Il loro obiettivo è quello di promuovere la qualità dell’architettura, dell’urbanistica e dell’ambiente, sono molto attive nello svolgere un ruolo di comunicazione e divulgazione architettonica. In Francia, la legge sull’Architettura del 1977, che stabilisce in modo molto chiaro che “l’Architettura è un bene di interesse pubblico”, di importanza primaria. Questo senso di civiltà e rispetto per la professione si traduce in concorsi di architettura dove l’architetto è retribuito per progettare (i primi 5 pre-selezionati sono poi remunerati per fare questo in modo proporzionale alla metratura e complessità del progetto). Il riconoscimento sociale dell’architettura moderna contribuisce alla qualità del processo architettonico.

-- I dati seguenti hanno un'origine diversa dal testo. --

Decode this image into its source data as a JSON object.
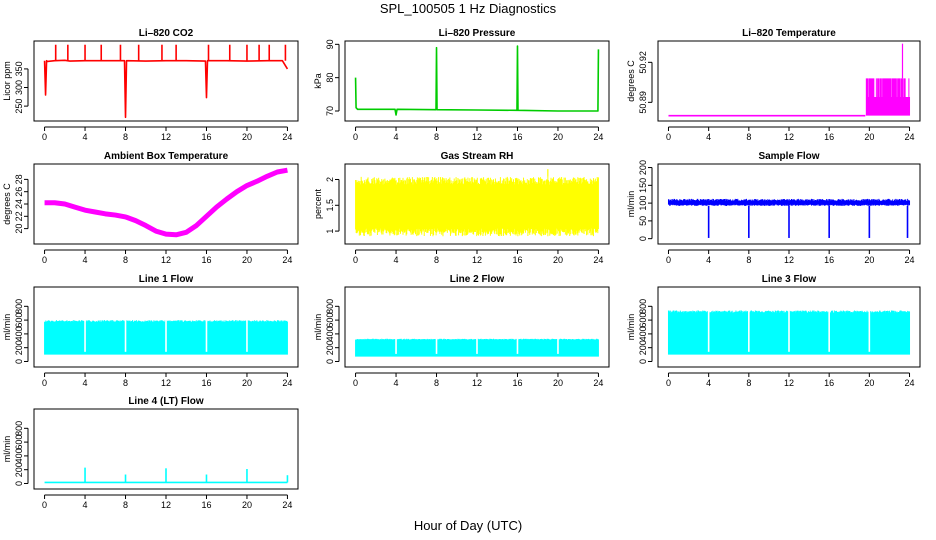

Quanto a noi, in Italia, purtroppo da architetti abbiamo lasciato erodere lo spazio delle nostre competenze ad altri professionisti.

 

* Intervista di Federica Caponera tratta da pressletter.com LAPS Architecture è uno studio di Parigi che crede in un’architettura per una società migliore, e ha costruito progetti residenziali, culturali ed educativi in Francia, Italia, Spagna, Marocco e Giappone. LAPS Architecture ha vinto il premio Inarch/Ance ed è stato premiato (con menzioni d’onore varie) in cinque edizioni del premio Architetto Italiano e Giovane Talento dell’Architettura Italiana del CNAPPC nazionale. I progetti di LAPS Architecture sono stati ampiamente pubblicati in riviste internazionali come Domus, Abitare, AMC, The Plan tra le altre, e sono stati esposti al MoMA di New York e alla Biennale di Architettura di Venezia (2014, 2016).